Some commenters on some broader significances of the WikiLeaks publication of more than 90,000 classified military documents on the war in Afghanistan (not to say that the information these records reveal on the war is not significant in and by itself).
Alexis Madrigal at The Atlantic sees WikiLeaks as a new form of journalistic institution, that can cooperate with the old ones:
The rogue, rather mysterious website provided the raw data; the newspapers provided the context, corroboration, analysis, and distribution. … Traditional media organizations are increasingly reaching out to different kinds of smaller outfits for help compiling data and conducting investigations. NPR is partnering with several journalism startups to deliver their information out to a larger audience. The Investigative Reporting Workshop at American University broke a large story on renewable energy in association with ABC’s World News Tonight. ProPublica’s 32 full-time investigative reporters offer their stories exclusively to a traditional media player.
A similar point is made by Londonstani at the CNAS blog, who broadens it to include new media in general:
There does seem to be a growing trend internationally away from control and direction by organisations and governments towards impetus for action coming from groups of individuals who are somehow harnessing technology. Organisations like Wikileaks leave grand old names like Reuters, BBC and the New York Times rewriting news they didn’t break. (That said, the NYT is one of a few organisations investing heavily in original reporting, which shows in their output.) At the same time, a leaked video of a girl getting beaten by the Taliban in Swat presented the Pakistani government with the political cover it needed to launch a campaign against the Pakistani Taliban last year.
Jay Rosen at PressThink points to the transnational character of the WikiLeaks organization, and what this means for national security (or better put: government secrecy):
If you go to the Wikileaks Twitter profile, next to “location” it says: Everywhere. Which is one of the most striking things about it: the world’s first stateless news organization. I can’t think of any prior examples of that. (Dave Winer in the comments: “The blogosphere is a stateless news organization.”) Wikileaks is organized so that if the crackdown comes in one country, the servers can be switched on in another. This is meant to put it beyond the reach of any government or legal system. That’s what so odd about the White House crying, “They didn’t even contact us!”

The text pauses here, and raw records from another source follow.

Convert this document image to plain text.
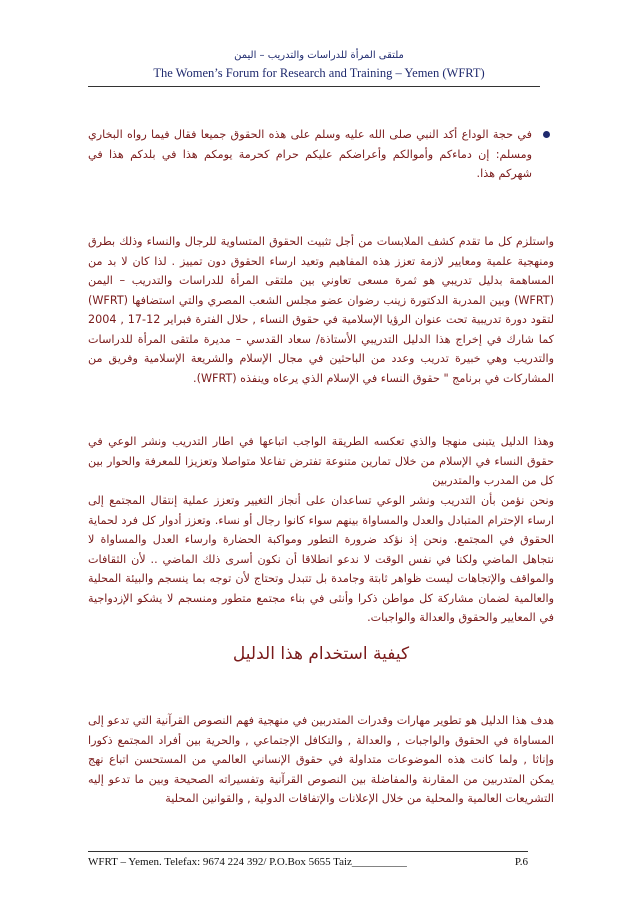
ملتقى المرأة للدراسات والتدريب – اليمن
The Women’s Forum for Research and Training – Yemen (WFRT)
في حجة الوداع أكد النبي صلى الله عليه وسلم على هذه الحقوق جميعا فقال فيما رواه البخاري ومسلم: إن دماءكم وأموالكم وأعراضكم عليكم حرام كحرمة يومكم هذا في بلدكم هذا في شهركم هذا.
واستلزم كل ما تقدم كشف الملابسات من أجل تثبيت الحقوق المتساوية للرجال والنساء وذلك بطرق ومنهجية علمية ومعايير لازمة تعزز هذه المفاهيم وتعيد ارساء الحقوق دون تمييز . لذا كان لا بد من المساهمة بدليل تدريبي هو ثمرة مسعى تعاوني بين ملتقى المرأة للدراسات والتدريب – اليمن (WFRT) وبين المدربة الدكتورة زينب رضوان عضو مجلس الشعب المصري والتي استضافها (WFRT) لتقود دورة تدريبية تحت عنوان الرؤيا الإسلامية في حقوق النساء , حلال الفترة فبراير 12-17 , 2004 كما شارك في إخراج هذا الدليل التدريبي الأستاذة/ سعاد القدسي – مديرة ملتقى المرأة للدراسات والتدريب وهي خبيرة تدريب وعدد من الباحثين في مجال الإسلام والشريعة الإسلامية وفريق من المشاركات في برنامج " حقوق النساء في الإسلام الذي يرعاه وينفذه (WFRT).
وهذا الدليل يتبنى منهجا والذي تعكسه الطريقة الواجب اتباعها في اطار التدريب ونشر الوعي في حقوق النساء في الإسلام من خلال تمارين متنوعة تفترض تفاعلا متواصلا وتعزيزا للمعرفة والحوار بين كل من المدرب والمتدربين
ونحن نؤمن بأن التدريب ونشر الوعي تساعدان على أنجاز التغيير وتعزز عملية إنتقال المجتمع إلى ارساء الإحترام المتبادل والعدل والمساواة بينهم سواء كانوا رجال أو نساء. وتعزز أدوار كل فرد لحماية الحقوق في المجتمع. ونحن إذ نؤكد ضرورة التطور ومواكبة الحضارة وارساء العدل والمساواة لا نتجاهل الماضي ولكنا في نفس الوقت لا ندعو انطلاقا أن نكون أسرى ذلك الماضي .. لأن الثقافات والمواقف والإتجاهات ليست ظواهر ثابتة وجامدة بل تتبدل وتحتاج لأن توجه بما ينسجم والبيئة المحلية والعالمية لضمان مشاركة كل مواطن ذكرا وأنثى في بناء مجتمع متطور ومنسجم لا يشكو الإزدواجية في المعايير والحقوق والعدالة والواجبات.
كيفية استخدام هذا الدليل
هدف هذا الدليل هو تطوير مهارات وقدرات المتدربين في منهجية فهم النصوص القرآنية التي تدعو إلى المساواة في الحقوق والواجبات , والعدالة , والتكافل الإجتماعي , والحرية بين أفراد المجتمع ذكورا وإناثا , ولما كانت هذه الموضوعات متداولة في حقوق الإنساني العالمي من المستحسن اتباع نهج يمكن المتدربين من المقارنة والمفاضلة بين النصوص القرآنية وتفسيراته الصحيحة وبين ما تدعو إليه التشريعات العالمية والمحلية من خلال الإعلانات والإتفاقات الدولية , والقوانين المحلية
WFRT – Yemen. Telefax: 9674 224 392/ P.O.Box 5655 Taiz__________	P.6
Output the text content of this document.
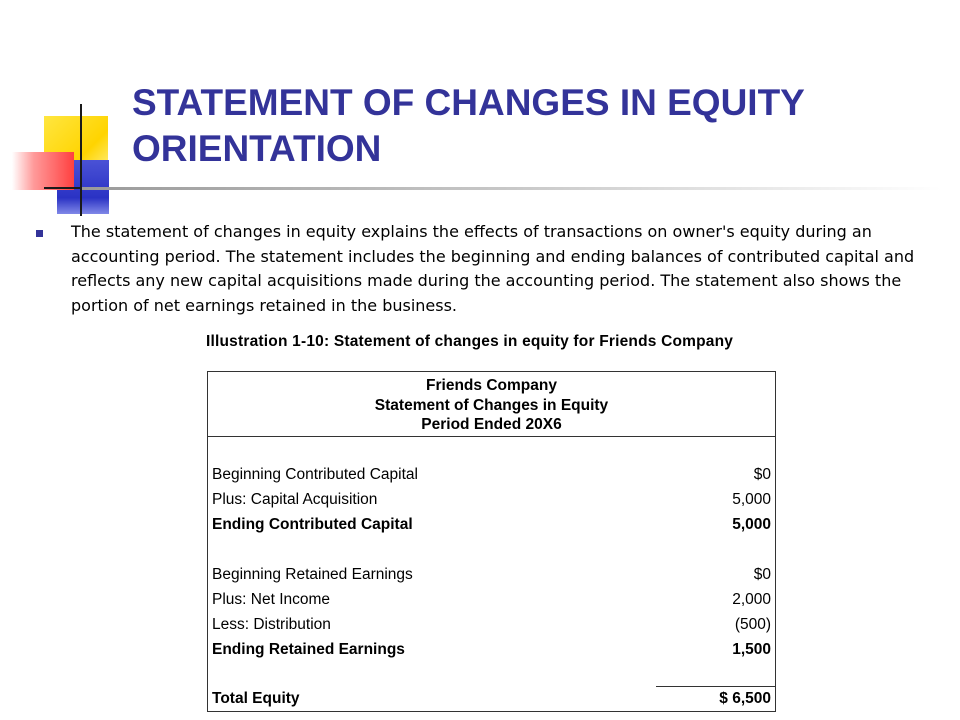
STATEMENT OF CHANGES IN EQUITY
ORIENTATION

The statement of changes in equity explains the effects of transactions on owner's equity during an accounting period. The statement includes the beginning and ending balances of contributed capital and reflects any new capital acquisitions made during the accounting period. The statement also shows the portion of net earnings retained in the business.

Illustration 1-10: Statement of changes in equity for Friends Company
Friends Company
Statement of Changes in Equity
Period Ended 20X6
Beginning Contributed Capital	$0
Plus: Capital Acquisition	5,000
Ending Contributed Capital	5,000
Beginning Retained Earnings	$0
Plus: Net Income	2,000
Less: Distribution	(500)
Ending Retained Earnings	1,500
Total Equity	$ 6,500
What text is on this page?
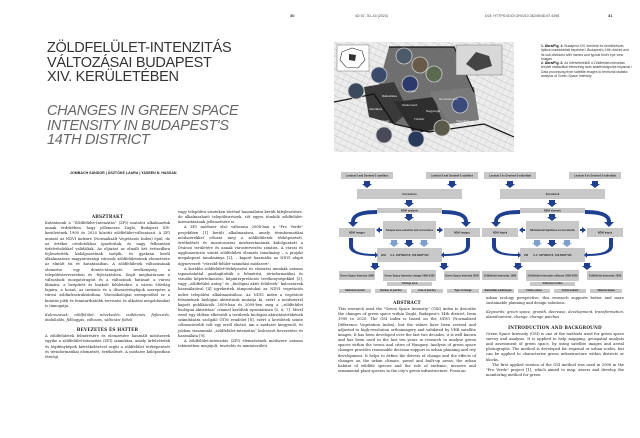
30
ZÖLDFELÜLET-INTENZITÁS
VÁLTOZÁSAI BUDAPEST
XIV. KERÜLETÉBEN
CHANGES IN GREEN SPACE
INTENSITY IN BUDAPEST'S
14TH DISTRICT
JOMBACH SÁNDOR | ÜSZTÖKE LAURA | YASEEN N. HASSAN
ABSZTRAKT

Kutatásunk a "Zöldfelület-Intenzitás" (ZFI) mutatót alkalmaztuk annak érdekében, hogy jellemezze Zugló, Budapest XIV. kerületének 1990 és 2020 közötti zöldfelület-változásait. A ZFI mutató az NDVI indexre (Normalizált Vegetációs Index) épül, de az értékei ortofotókhoz igazítottak, és nagy felbontású űrfelvételekkel validáltak. Az eljárást az elmúlt két évtizedben fejlesztették, kidolgozottnak tartják, és gyakran kerül alkalmazásra magyarországi városok zöldfelületeinek elemzésére az elmúlt tíz év kutatásaiban. A zöldfelületek változásának elemzése egy döntés-támogató tevékenység a településtervezésben és -fejlesztésben. Segít meghatározni a változások mozgatórugóit és a változások hatásait a városi klímára, a beépített és burkolt felületekre, a városi élővilág fajaira, a hozzá, az inváziós és a díszszövényfajok szerepére a városi zöldinfrastruktúrában. Városökológiai szempontból ez a kutatás jobb és fenntarthatóbb tervezési és alkotási megoldásokat is támogatja.

Kulcsszavak: zöldfelület, növekedés, csökkenés, fejlesztés, átalakulás, felhagyás, változás, változási foltok

BEVEZETÉS ÉS HÁTTÉR

A zöldfelületek felmérésére és elemzésére használt módszerek egyike a zöldfelület-intenzitás (ZFI) számítása, amely űrfelvételek és légifényképek kiértékelésével segíti a zöldfelület térképezését és térinformatikai elemzését, értékelését. A módszer külöpontban térségi

vagy települési szinteken történő használatra került kifejlesztésre, de alkalmazható településrészek, sőt egyes tömbök zöldfelület-intenzitásának jellemzésére is.

A ZFI módszer első változata 2008-ban a "Pro Verde" projektben [1] került alkalmazásra, amely térinformatikai módszerekkel célozta meg a zöldfelületek térképezését, értékelését és monitorozási módszertanának kidolgozását a Dvárosi területére és annak várostervezési zónáira. A városi és agglomerációs szintű zöldfelületi elemzés tanulmány – a projekt megalapozó tanulmánya [2], – kapott használta az NDVI alapú úgynevezett "vörzöld-felület-számítási módszert".

A korábbi zöldfelület-térképezési és elemzési munkák számos tapasztalattal gazdagították a felmérési, térinformatikai és vizuális képértelmezési, képinterpretációs tevékenységekkel [3], vagy „zöldfelület arány” és „biológiai aktív felületek” kulcsszavak használatával [4] igyekeztek támpontokat az NDVI vegetációs index települési alkalmazásához. Az NDVI index a vegetáció felszínének biológiai aktivitását mutatja ki, ezért a módszerrel kapott publikációk 2008-ban és 2009-ben meg a „zöldfelület biológiai aktivitása” címmel kerültek nyomtatásra [5, 6, 7]. Mivel ezzel egy időben elkészült a területek biológiai aktivitásértékének számítására szolgáló ÖTM rendelet [8], ezért a kerületek szinte célmentesebb volt egy erről elnéző, ám a módszer kiegyenlő, és jobban visszamaló „zöldfelület-intenzitás” kulcsszót bevezetése és használata [9].

A zöldfelület-intenzitás (ZFI) elemzésének módszere számos tekintetben megújult, tesztelés és mintaterületi

31
4D 67, 30–43 (2023)	DOI: HTTPS://DOI.ORG/10.36249/4D.67.4398
Rákosfalva
Herminamező
Istvánmező
Alsórákos
Kiszugló	Törökőr
Nagyzugló
Városliget
Zugló

1. Ábra/Fig. 1: Budapest XIV. kerülete és kerületrészei, tipikus madártávlati képekkel / Budapest's 14th district and its sub-divisions with names and typical bird's eye view images

2. Ábra/Fig. 2: Az űrfelvételektől a Zöldfelület-intenzitás területi statisztikai elemzésig tartó adatfeldolgozás folyamat / Data processing from satellite images to territorial statistic analysis of Green Space Intensity

Landsat 5 and Sentinel-2 satellites	Landsat 8 and Sentinel-2 satellites
Corrections
NDVI analysis
NDVI images	NDVI images
Sample area selection and corrections
0-1: 100*NDVI<0; 100-NDVI*100
GSI
Green Space Intensity 1990	Green Space Intensity change 1990-2020	Green Space Intensity 2020
Landsat 5 és Sentinel-2 műholdak	Landsat 8 és Sentinel-2 műholdak
Korrekciók
NDVI elemzés
NDVI képek	NDVI képek
Mintaterület kijelölése és korrekciók
0-1: 100*NDVI<0; 100-NDVI*100
ZFI
Zöldfelület-intenzitás 1990	Zöldfelület-intenzitás változás 1990-2020	Zöldfelület-intenzitás 2020
ABSTRACT

This research used the "Green Space Intensity" (GSI) index to describe the changes of green space within Zugló, Budapest's 14th district, from 1990 to 2020. The GSI index is based on the NDVI (Normalized Difference Vegetation Index), but the values have been revised and adjusted to high-resolution orthoimagery and validated by VHR satellite images. It has been developed over the last two decades, it is well known and has been used in the last ten years in research to analyse green spaces within the towns and cities of Hungary. Analysis of green space changes provides reasonable decision-support in urban planning and city development. It helps to define the drivers of change and the effects of changes on the urban climate, paved and built-up areas, the urban habitat of wildlife species and the role of endemic, invasive and ornamental plant species in the city's green infrastructure. From an

urban ecology perspective, this research supports better and more sustainable planning and design solutions.

Keywords: green space, growth, decrease, development, transformation, abandonment, change, change patches

INTRODUCTION AND BACKGROUND

Green Space Intensity (GSI) is one of the methods used for green space survey and analysis. It is applied to help mapping, geospatial analysis and assessment of green space, by using satellite images and aerial photographs. The method is developed for regional or urban scales, but can be applied to characterise green infrastructure within districts or blocks.

The first applied version of the GSI method was used in 2008 in the "Pro Verde" project [1], which aimed to map, assess and develop the monitoring method for green

Change area
Statistical results	Number of patches	Area of patches	Type of change
Változási terület
Statisztikai eredmények	Foltok száma	Foltok területe	Változás típusa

Appealing to national traditions of fair play in the conduct of news reporting misunderstands what Wikileaks is about: the release of information without regard for national interest. In media history up to now, the press is free to report on what the powerful wish to keep secret because the laws of a given nation protect it. But Wikileaks is able to report on what the powerful wish to keep secret because the logic of the Internet permits it. This is new. Just as the Internet has no terrestrial address or central office, neither does Wikileaks.
And, finally, Marc Ambinder at The Atlantic notes that the release of these documents gives investigators the opportunity to find out more about what happened to Afghan detainees captured by elusive special forces units:
WikiLeaks has given journalists and researchers a road map to begin tracking Afghan detainees and the activities of special forces units.
There are about 100 detailed references to something called “OCF” detainee transfers to the Bagram Theatre Internment Facility. OCF stands for “Other Coalition Forces.” Other Coalition Forces is the approved euphemism for special forces units, usually belonging to the Joint Special Operations Command. Researchers can now begin to track the dates when people disappeared and when they were transferred. By the time of the strategy turn, there were more than 750 people in custody in Bagram, out of more than 4,500 detainees that were there at one point. Where did the rest go? When where they released?